PLAYING CATCH-UP
The New York Times apparently decided to answer Jess Bravin's Page One piece in The Wall Street Journal with a news story by David Kirkpatrick. This morning -- Saturday -- buried low on page A9 deep within the print edition (as you'd expect from miffed or embarrassed editors playing catch-up), The Times points to the groundwork now being laid by Democrats to challenge the nomination of Judge John Roberts Jr. to the Supreme Court, "in part by seeking to shift the focus from volatile issues like abortion to the broader subjects of personal privacy and government power."
Kirkpatrick quotes Sen.

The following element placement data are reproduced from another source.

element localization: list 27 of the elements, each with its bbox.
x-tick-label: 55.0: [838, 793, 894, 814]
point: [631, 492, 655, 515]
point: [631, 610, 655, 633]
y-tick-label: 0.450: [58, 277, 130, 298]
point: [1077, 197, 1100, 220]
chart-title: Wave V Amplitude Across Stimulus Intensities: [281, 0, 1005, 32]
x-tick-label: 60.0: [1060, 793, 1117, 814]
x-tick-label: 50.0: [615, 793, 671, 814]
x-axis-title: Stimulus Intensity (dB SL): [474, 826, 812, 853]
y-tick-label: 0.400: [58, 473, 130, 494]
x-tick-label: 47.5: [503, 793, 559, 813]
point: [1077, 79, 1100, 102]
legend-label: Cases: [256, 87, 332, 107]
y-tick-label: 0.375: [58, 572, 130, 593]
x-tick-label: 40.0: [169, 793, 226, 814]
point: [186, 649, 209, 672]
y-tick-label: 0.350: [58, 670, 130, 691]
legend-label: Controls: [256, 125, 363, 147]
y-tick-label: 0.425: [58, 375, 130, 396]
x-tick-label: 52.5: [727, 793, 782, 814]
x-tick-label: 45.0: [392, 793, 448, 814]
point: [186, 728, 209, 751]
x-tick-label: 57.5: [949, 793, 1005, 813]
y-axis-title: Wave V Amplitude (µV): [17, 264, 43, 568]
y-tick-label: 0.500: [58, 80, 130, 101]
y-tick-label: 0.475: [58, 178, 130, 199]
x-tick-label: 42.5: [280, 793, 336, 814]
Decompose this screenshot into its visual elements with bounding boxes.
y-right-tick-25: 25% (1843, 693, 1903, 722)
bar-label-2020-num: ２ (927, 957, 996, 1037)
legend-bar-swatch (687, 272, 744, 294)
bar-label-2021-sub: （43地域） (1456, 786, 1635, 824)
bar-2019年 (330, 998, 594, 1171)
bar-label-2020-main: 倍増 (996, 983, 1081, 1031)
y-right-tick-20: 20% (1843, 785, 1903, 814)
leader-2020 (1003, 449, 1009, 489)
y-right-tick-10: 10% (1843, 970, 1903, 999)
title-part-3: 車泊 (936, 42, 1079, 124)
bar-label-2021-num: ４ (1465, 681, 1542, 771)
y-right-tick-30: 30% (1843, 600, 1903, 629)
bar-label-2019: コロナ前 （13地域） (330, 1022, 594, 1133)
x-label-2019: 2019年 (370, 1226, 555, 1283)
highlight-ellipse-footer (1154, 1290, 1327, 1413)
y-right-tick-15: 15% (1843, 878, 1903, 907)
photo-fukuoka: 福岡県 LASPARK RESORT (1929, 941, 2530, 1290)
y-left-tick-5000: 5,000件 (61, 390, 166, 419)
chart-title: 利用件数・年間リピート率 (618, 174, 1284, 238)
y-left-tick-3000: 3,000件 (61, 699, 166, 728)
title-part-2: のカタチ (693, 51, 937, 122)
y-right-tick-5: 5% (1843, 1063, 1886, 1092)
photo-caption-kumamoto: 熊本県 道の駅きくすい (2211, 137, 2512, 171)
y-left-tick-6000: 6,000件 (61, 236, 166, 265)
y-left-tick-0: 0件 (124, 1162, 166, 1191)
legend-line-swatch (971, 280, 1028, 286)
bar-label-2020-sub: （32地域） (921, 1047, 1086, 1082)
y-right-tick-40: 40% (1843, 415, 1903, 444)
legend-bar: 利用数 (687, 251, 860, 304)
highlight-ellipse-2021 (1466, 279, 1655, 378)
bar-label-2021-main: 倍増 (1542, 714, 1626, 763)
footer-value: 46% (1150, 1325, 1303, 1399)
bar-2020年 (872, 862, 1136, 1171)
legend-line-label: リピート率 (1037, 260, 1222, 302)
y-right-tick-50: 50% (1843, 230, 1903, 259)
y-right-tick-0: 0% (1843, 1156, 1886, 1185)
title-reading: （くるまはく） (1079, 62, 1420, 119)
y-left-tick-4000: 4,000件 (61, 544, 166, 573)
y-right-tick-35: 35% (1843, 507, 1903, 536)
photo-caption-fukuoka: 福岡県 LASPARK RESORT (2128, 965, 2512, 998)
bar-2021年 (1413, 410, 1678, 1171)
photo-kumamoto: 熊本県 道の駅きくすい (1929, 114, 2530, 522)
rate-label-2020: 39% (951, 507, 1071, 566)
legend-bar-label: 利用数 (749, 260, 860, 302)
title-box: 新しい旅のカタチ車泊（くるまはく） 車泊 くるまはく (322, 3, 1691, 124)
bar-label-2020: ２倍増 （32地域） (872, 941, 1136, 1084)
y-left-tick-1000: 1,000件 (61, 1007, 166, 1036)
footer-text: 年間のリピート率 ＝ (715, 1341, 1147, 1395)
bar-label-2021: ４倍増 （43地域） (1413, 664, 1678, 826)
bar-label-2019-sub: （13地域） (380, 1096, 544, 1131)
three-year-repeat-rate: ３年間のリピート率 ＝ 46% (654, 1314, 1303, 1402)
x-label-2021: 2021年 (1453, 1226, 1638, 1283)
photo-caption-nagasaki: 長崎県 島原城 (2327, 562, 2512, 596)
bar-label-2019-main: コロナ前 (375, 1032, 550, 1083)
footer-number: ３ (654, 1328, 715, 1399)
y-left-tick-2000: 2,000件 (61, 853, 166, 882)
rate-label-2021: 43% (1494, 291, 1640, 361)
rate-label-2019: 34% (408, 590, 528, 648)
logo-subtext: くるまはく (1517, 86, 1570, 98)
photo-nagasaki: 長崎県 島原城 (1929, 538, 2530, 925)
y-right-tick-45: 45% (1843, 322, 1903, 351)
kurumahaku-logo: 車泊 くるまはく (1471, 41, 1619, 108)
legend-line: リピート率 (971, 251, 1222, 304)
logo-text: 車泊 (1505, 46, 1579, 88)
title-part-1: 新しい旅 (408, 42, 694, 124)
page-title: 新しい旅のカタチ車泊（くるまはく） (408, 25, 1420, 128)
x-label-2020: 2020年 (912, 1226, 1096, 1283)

Richard Durbin as telling reporters on Friday: "Be careful that you don't translate this entire process into a referendum on Roe v. Wade." Durbin expects Roberts to discuss "the constitutional principles underlying" the right to abortion in his confirmation hearing, Kirkpatrick writes, "specifically the right to privacy," which, the Illinois Democrat also noted, had established "the far less controversial right to buy contraceptives."
It's a sure bet Durbin read Bravin's front-pager on Thursday or, at the very least, this passage in it: " ... the Supreme Court has in recent decades concluded that Americans have 'privacy rights,' even though the document doesn't explicitly say so. The court derived from those rights the Roe decision on abortion, as well as other rulings ending government restrictions on contraception and, more recently, homosexual sodomy." Durbin didn't mention homosexual sodomy, of course. You wouldn't expect him to, given the public he's trying to persuade. Just as you wouldn't expect The Times to front-page Kirkpatrick's report, given that The Journal got there first.